The Company also has several drugs in earlier stages of clinical development for the treatment of cancer, led by the TRAIL receptor antibody mapatumumab and a small-molecule antagonist of inhibitor-of-apoptosis proteins. In addition, HGS has substantial financial rights to certain products in the GSK clinical pipeline including darapladib, currently in Phase 3 development in patients with coronary heart disease, and Syncria® (albiglutide), currently in Phase 3 development in patients with type 2 diabetes.

Safe Harbor Statement

This announcement contains forward-looking statements within the meaning of Section 27A of the Securities Act of 1933, as amended, and Section 21E of the Securities Exchange Act of 1934, as amended.
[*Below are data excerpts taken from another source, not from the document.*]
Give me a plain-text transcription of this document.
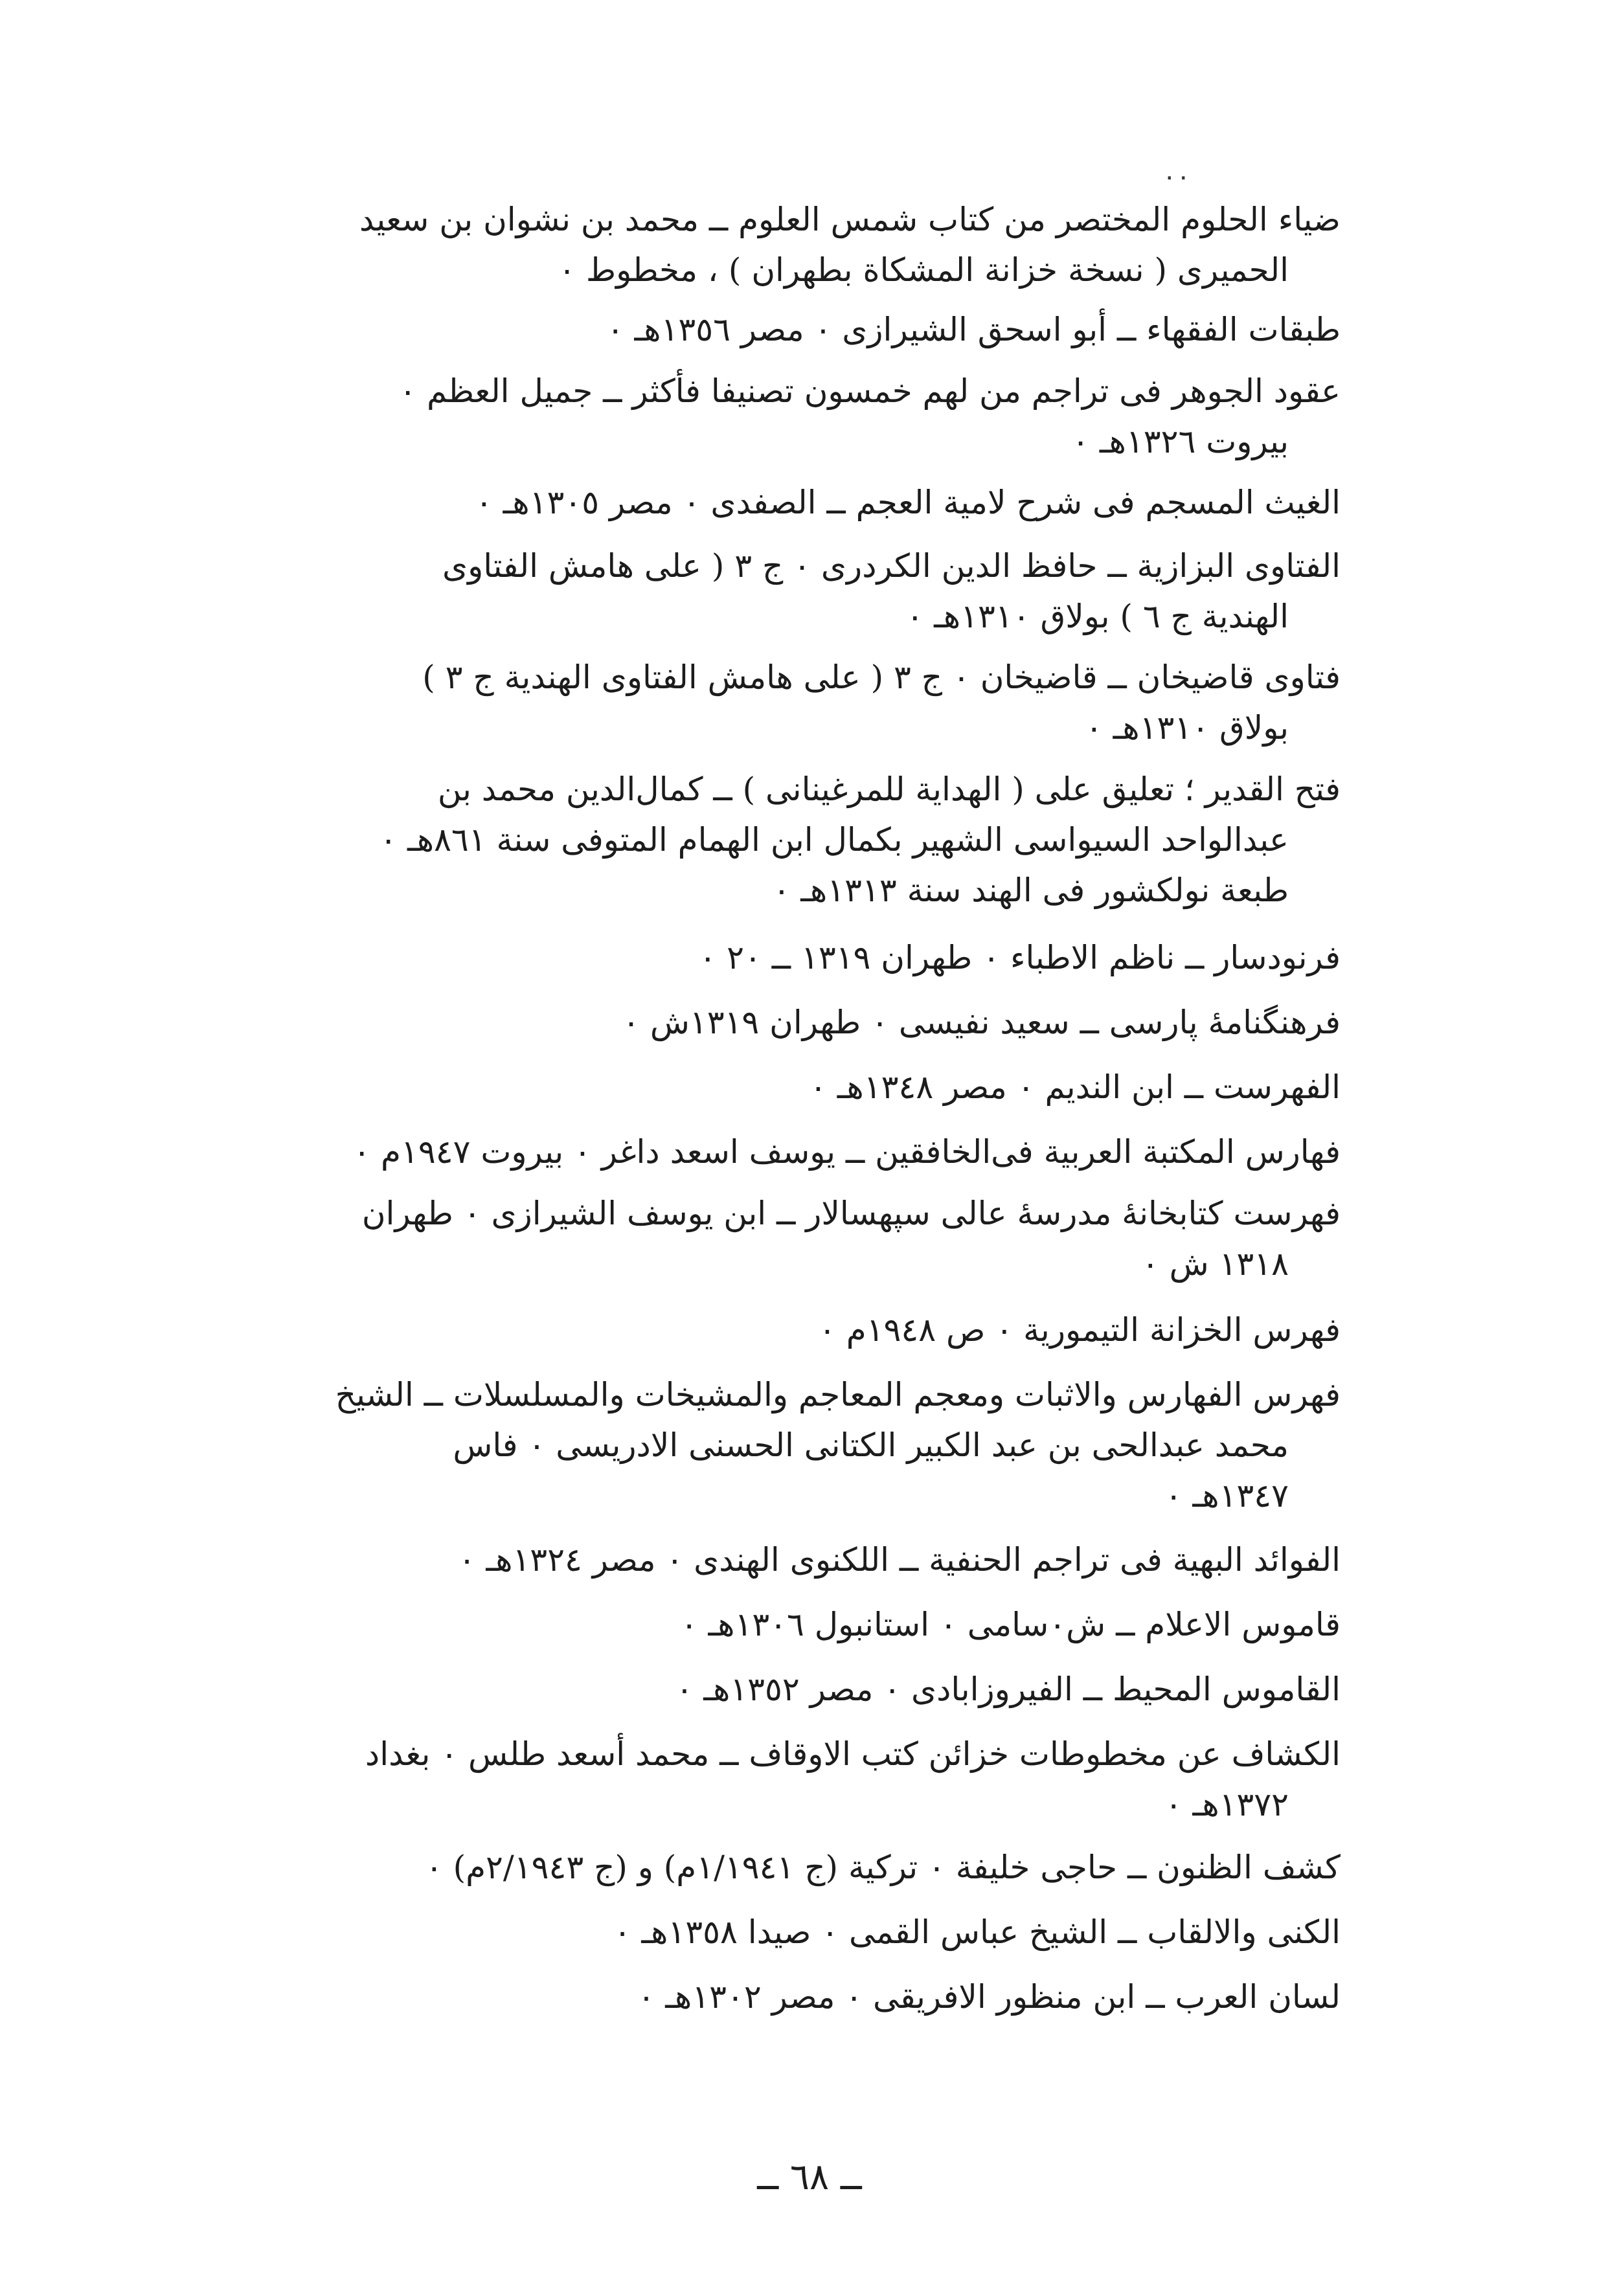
٠٠
ضياء الحلوم المختصر من كتاب شمس العلوم ــ محمد بن نشوان بن سعيد
الحميرى ( نسخة خزانة المشكاة بطهران ) ، مخطوط ٠
طبقات الفقهاء ــ أبو اسحق الشيرازى ٠ مصر ١٣٥٦هـ ٠
عقود الجوهر فى تراجم من لهم خمسون تصنيفا فأكثر ــ جميل العظم ٠
بيروت ١٣٢٦هـ ٠
الغيث المسجم فى شرح لامية العجم ــ الصفدى ٠ مصر ١٣٠٥هـ ٠
الفتاوى البزازية ــ حافظ الدين الكردرى ٠ ج ٣ ( على هامش الفتاوى
الهندية ج ٦ ) بولاق ١٣١٠هـ ٠
فتاوى قاضيخان ــ قاضيخان ٠ ج ٣ ( على هامش الفتاوى الهندية ج ٣ )
بولاق ١٣١٠هـ ٠
فتح القدير ؛ تعليق على ( الهداية للمرغينانى ) ــ كمال‌الدين محمد بن
عبدالواحد السيواسى الشهير بكمال ابن الهمام المتوفى سنة ٨٦١هـ ٠
طبعة نولكشور فى الهند سنة ١٣١٣هـ ٠
فرنودسار ــ ناظم الاطباء ٠ طهران ١٣١٩ ــ ٢٠ ٠
فرهنگنامهٔ پارسى ــ سعيد نفيسى ٠ طهران ١٣١٩ش ٠
الفهرست ــ ابن النديم ٠ مصر ١٣٤٨هـ ٠
فهارس المكتبة العربية فى‌الخافقين ــ يوسف اسعد داغر ٠ بيروت ١٩٤٧م ٠
فهرست كتابخانهٔ مدرسهٔ عالى سپهسالار ــ ابن يوسف الشيرازى ٠ طهران
١٣١٨ ش ٠
فهرس الخزانة التيمورية ٠ ص ١٩٤٨م ٠
فهرس الفهارس والاثبات ومعجم المعاجم والمشيخات والمسلسلات ــ الشيخ
محمد عبدالحى بن عبد الكبير الكتانى الحسنى الادريسى ٠ فاس
١٣٤٧هـ ٠
الفوائد البهية فى تراجم الحنفية ــ اللكنوى الهندى ٠ مصر ١٣٢٤هـ ٠
قاموس الاعلام ــ ش٠سامى ٠ استانبول ١٣٠٦هـ ٠
القاموس المحيط ــ الفيروزابادى ٠ مصر ١٣٥٢هـ ٠
الكشاف عن مخطوطات خزائن كتب الاوقاف ــ محمد أسعد طلس ٠ بغداد
١٣٧٢هـ ٠
كشف الظنون ــ حاجى خليفة ٠ تركية (ج ١/١٩٤١م) و (ج ٢/١٩٤٣م) ٠
الكنى والالقاب ــ الشيخ عباس القمى ٠ صيدا ١٣٥٨هـ ٠
لسان العرب ــ ابن منظور الافريقى ٠ مصر ١٣٠٢هـ ٠
ــ ٦٨ ــ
The forward-looking statements are based on Human Genome Sciences' current intent, belief and expectations. These statements are not guarantees of future performance and are subject to certain risks and uncertainties that are difficult to predict. Actual results may differ materially from these forward-looking statements because of Human Genome Sciences' unproven business model, its dependence on new technologies, the uncertainty and timing of clinical trials, Human Genome Sciences' ability to develop and commercialize products, its dependence on collaborators for services and revenue, its substantial indebtedness and lease obligations, its changing requirements and costs associated with facilities, intense competition, the uncertainty of patent and intellectual property protection, Human Genome Sciences' dependence on key management and key suppliers, the uncertainty of regulation of products, the impact of future alliances or transactions and other risks described in the Company's filings with the SEC. Existing and prospective investors are cautioned not to place undue reliance on these forward-looking statements, which speak only as of today's date. Human Genome Sciences undertakes no obligation to update or revise the information contained in this announcement whether as a result of new information, future events or circumstances or otherwise.